Woodie Flowers


Woodie Claude Flowers was a professor of mechanical engineering at the Massachusetts Institute of Technology. His specialty areas were engineering design and product development; he held the Pappalardo Professorship and was a MacVicar Faculty Fellow.

Biography

Flowers was born in Jena, Louisiana on November 18, 1943, and named after his grandfathers Woodie and Claude. His father, Abe Flowers, was a welder and inventor; his mother, Bertie Graham, was an elementary-school and special education teacher. As a boy, he showed mechanical aptitude like his father, Abe, and he earned the rank of Eagle Scout. When he was seventeen, he and four friends were driving on Louisiana Highway 127 when they were hit head-on by another vehicle that was traveling at about. The collision killed two people in Flowers' vehicle and one in the other. The event ingrained his self-described "genetic opposition to violence" and his "fierce, vocal loathing of any spectacle that involves crashing pieces of machinery into each other with deliberate force."
Flowers attended Louisiana Polytechnic Institute, graduating with his B.S. in 1966. He then attended Massachusetts Institute of Technology, earning his M.S., M.E., and Ph.D. under the direction of Bob Mann. His thesis, titled "A man-interactive simulator system for above-knee prosthetics studies," was on a robot-like prosthetic knee inspired by Mann's Boston Arm.
After receiving his doctorate, Flowers began as an assistant professor at MIT, working with Herb Richardson on the "Introduction to Design and Manufacturing" class. Known by its course number as 2.70, the class featured a design competition to build robotic mechanisms to accomplish a given challenge. Flowers took over the class in 1974, changing it into one of the most popular classes at MIT. He changed the challenge every year, always trying to make it more complex and exciting. The competition was televised several years on the PBS show Discover the World of Science. The competition became akin to a sporting event, and was even jokingly referred to as MIT's true homecoming game. In 1987, Flowers handed the class over to Harry West.
Discover the World of Science changed its name to Scientific American Frontiers in 1990, and Flowers served as its host until 1993 when he was replaced by Alan Alda.
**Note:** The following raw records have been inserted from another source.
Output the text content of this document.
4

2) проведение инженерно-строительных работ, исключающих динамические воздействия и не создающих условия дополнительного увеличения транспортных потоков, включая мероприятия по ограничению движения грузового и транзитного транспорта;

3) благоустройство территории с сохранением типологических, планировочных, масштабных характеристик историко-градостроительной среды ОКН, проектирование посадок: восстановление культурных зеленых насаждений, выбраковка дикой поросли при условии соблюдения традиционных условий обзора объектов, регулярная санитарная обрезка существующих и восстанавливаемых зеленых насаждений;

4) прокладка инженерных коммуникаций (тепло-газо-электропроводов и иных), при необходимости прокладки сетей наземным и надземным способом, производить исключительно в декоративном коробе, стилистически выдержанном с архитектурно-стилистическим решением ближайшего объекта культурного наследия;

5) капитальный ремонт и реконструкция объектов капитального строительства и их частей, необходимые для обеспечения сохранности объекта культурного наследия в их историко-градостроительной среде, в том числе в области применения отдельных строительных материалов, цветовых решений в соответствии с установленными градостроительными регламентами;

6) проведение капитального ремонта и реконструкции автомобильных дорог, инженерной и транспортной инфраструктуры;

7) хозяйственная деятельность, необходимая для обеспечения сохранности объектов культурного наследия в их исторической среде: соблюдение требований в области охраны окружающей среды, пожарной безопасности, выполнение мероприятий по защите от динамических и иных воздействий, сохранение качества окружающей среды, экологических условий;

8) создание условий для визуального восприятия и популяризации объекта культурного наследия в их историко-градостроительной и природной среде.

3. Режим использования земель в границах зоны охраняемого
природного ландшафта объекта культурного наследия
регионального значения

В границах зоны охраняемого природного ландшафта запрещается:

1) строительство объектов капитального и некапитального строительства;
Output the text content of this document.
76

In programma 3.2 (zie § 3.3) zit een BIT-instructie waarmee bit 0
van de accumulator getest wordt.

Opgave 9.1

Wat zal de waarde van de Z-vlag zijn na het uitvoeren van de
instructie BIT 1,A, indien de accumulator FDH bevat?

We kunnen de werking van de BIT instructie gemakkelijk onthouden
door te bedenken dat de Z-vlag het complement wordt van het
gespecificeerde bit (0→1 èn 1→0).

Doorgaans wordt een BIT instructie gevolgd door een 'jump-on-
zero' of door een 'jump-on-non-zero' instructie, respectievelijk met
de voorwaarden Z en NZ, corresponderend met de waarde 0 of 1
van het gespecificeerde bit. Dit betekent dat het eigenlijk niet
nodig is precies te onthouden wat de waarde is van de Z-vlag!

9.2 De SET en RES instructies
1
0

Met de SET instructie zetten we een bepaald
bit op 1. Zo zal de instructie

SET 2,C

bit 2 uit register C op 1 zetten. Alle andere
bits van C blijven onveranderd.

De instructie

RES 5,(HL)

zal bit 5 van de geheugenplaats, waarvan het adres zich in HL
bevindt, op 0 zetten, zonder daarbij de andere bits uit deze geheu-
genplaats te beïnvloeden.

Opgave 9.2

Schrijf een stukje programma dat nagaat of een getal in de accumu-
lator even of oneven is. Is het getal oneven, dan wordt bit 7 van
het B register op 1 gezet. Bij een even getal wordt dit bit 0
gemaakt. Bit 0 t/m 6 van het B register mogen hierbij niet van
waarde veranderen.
In 1990, Flowers began working with Dean Kamen on FIRST, a project to inspire a culture that celebrates science and technology. Taking elements from 2.70, they created the FIRST Robotics Competition in 1992. Flowers introduced the phrase "gracious professionalism" to FIRST, an idea which has since pervaded FIRST literature and culture. Flowers served every year as National Advisor to FIRST. He was active at FIRST events, working as an MC and treated along with Kamen "like heroes."
At the 2017 VEX Robotics World Championship, Woodie Flowers was inducted into the STEM Hall of Fame.
Flowers was a "Distinguished Partner" at Olin College, a member of the National Academy of Engineering, and a Fellow of the American Association for the Advancement of Science. In 2007, he received a degree honoris causa from Chilean university Universidad Nacional Andrés Bello. He died on October 11, 2019, in Massachusetts following complications from aorta surgery.

FRC Woodie Flowers Award

In 1996, the FIRST Robotics Competition created the Woodie Flowers award, which was awarded to Flowers that year. In years since, the award has served as a way for FRC teams to recognize distinguished adult mentors. At each FRC regional competition a Woodie Flowers Finalist Award is presented to one nominee, qualifying them for the Championship Woodie Flowers Award presented at the FIRST Championship.